Aku menatap iba pada teman sekantorku yang kini terbaring tidak sadarkan diri di ranjang sempit rumah sakit. Kaki kanannya patah. Tulang rusuknya retak di beberapa bagian, dan kepalanya pun kena gegar otak karena benturan. Dia harusnya pergi keluar kota hari ini. Tapi nasib naas menimpanya tanpa diduga. Sebuah mobil bak terbuka menabrak sepeda motor bebeknya hingga terpental.
“Mas Azka, suami saya gak mungkin bisa lanjutin tugasnya. Trus gimana untuk tugas ke desa Jambara itu?” Istri Pak Hadiyat bertanya dengan gusar padaku yang masih terpaku melihat keadaan rekanku yang mengkhawatirkan.
Aku menghela nafas panjang. “Biar nanti saya yang bicara sama Pak Kabid, Mbak. Kalau mungkin, saya mau saja gantikan Pak Hadiyat buat tugas disana.” Jawabku mencoba menenangkan.
Istri Hadiyat menghembuskan nafas lega dan tersenyum berterima kasih padaku.
***
“Bun, Azka kebagian tugas lagi diluar kota.”
Bundaku mendesah pasrah.”Dimana lagi? Papua?” Tanya Bunda.
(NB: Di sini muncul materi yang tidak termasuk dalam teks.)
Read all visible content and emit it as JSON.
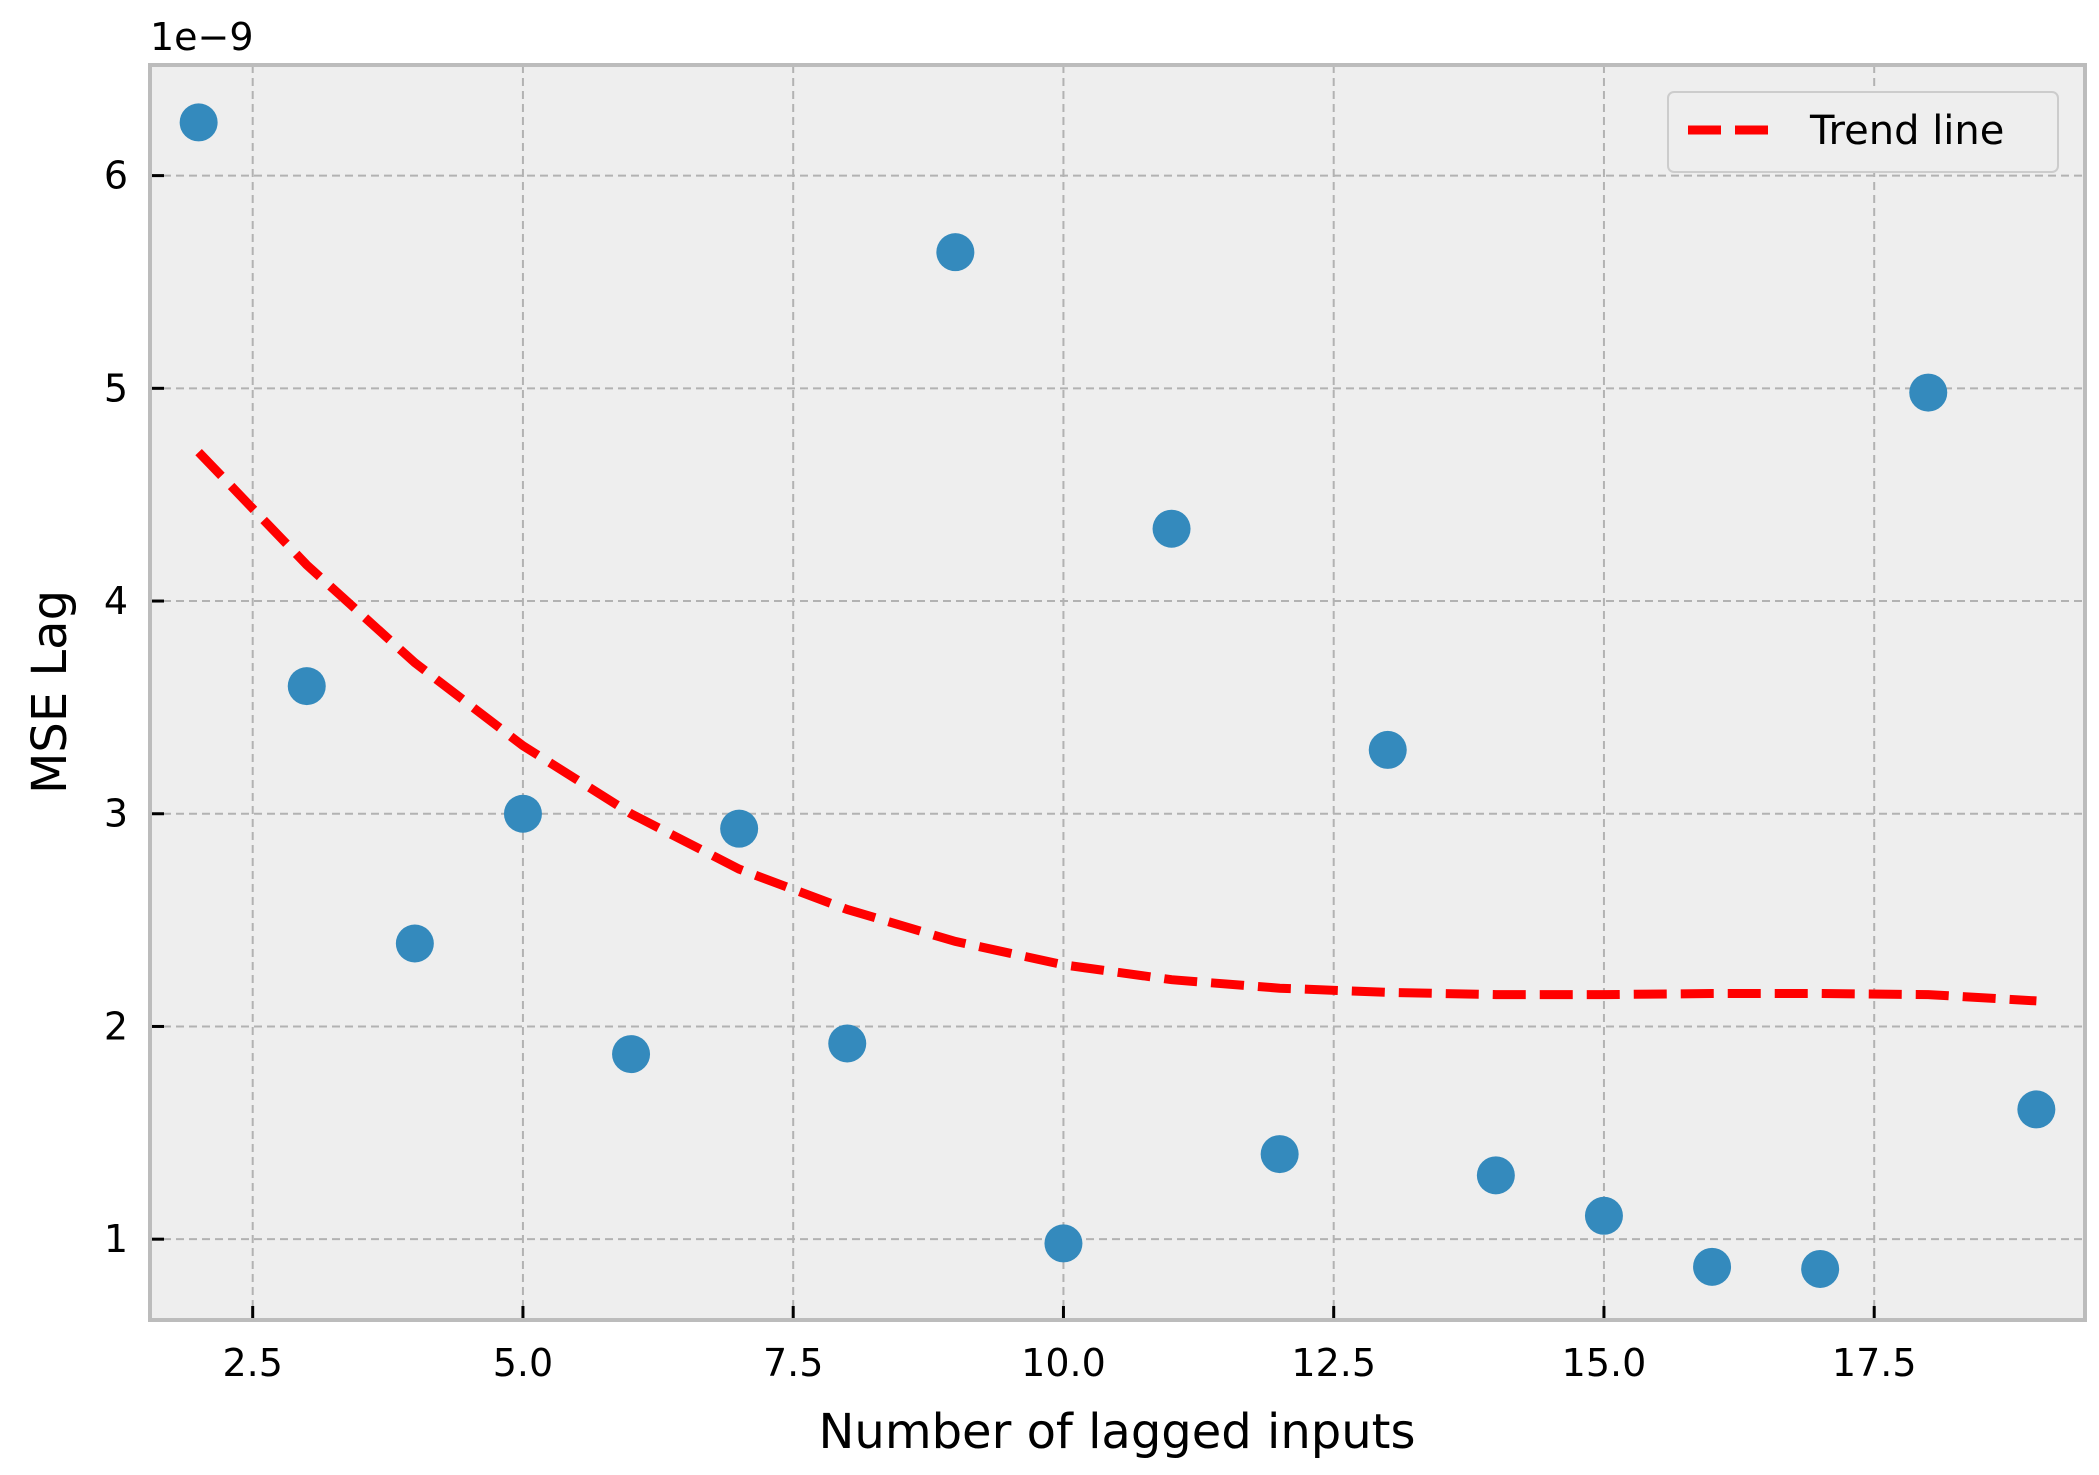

“Bukan Bun, masih di pulau Jawa. Cuma didesa kecil gitu. Disana tenaga kesehatannya terbatas sekali Bun. Azka gantiin Pak Hadiyat yang kecelekaan kemarin.”
“Hadiyat kan Mantri kesehatan, kamu dokter muda. Agak beda tuh, kenapa kamu yang gantiin?” Protes Bunda.
Aku tersenyum kecil mendengarnya. “Azka yang mau Bun. Pak Hadiyat kan rekan satu tim aku.”
Bunda memutar- mutar pinggiran gelas kristal kesayangannya tampak berfikir. “Harus?” Tanya Bunda terdengar agak kesal.
“Harus Bun. Kapan lagi sih kita dapet kesempatan buat membantu saudara-saudara kita disana?”
Bunda mendesah kalah lalu mengangguk pelan memberiku izin.
***
Aku berdecak kagum melihat sebuah gapura besar dengan bentuk atap melengkung yang dihiasi ukiran-ukiran batik tradisional dengan tulisan Desa Jambara yang cukup besar berdiri dengan kokoh di depanku.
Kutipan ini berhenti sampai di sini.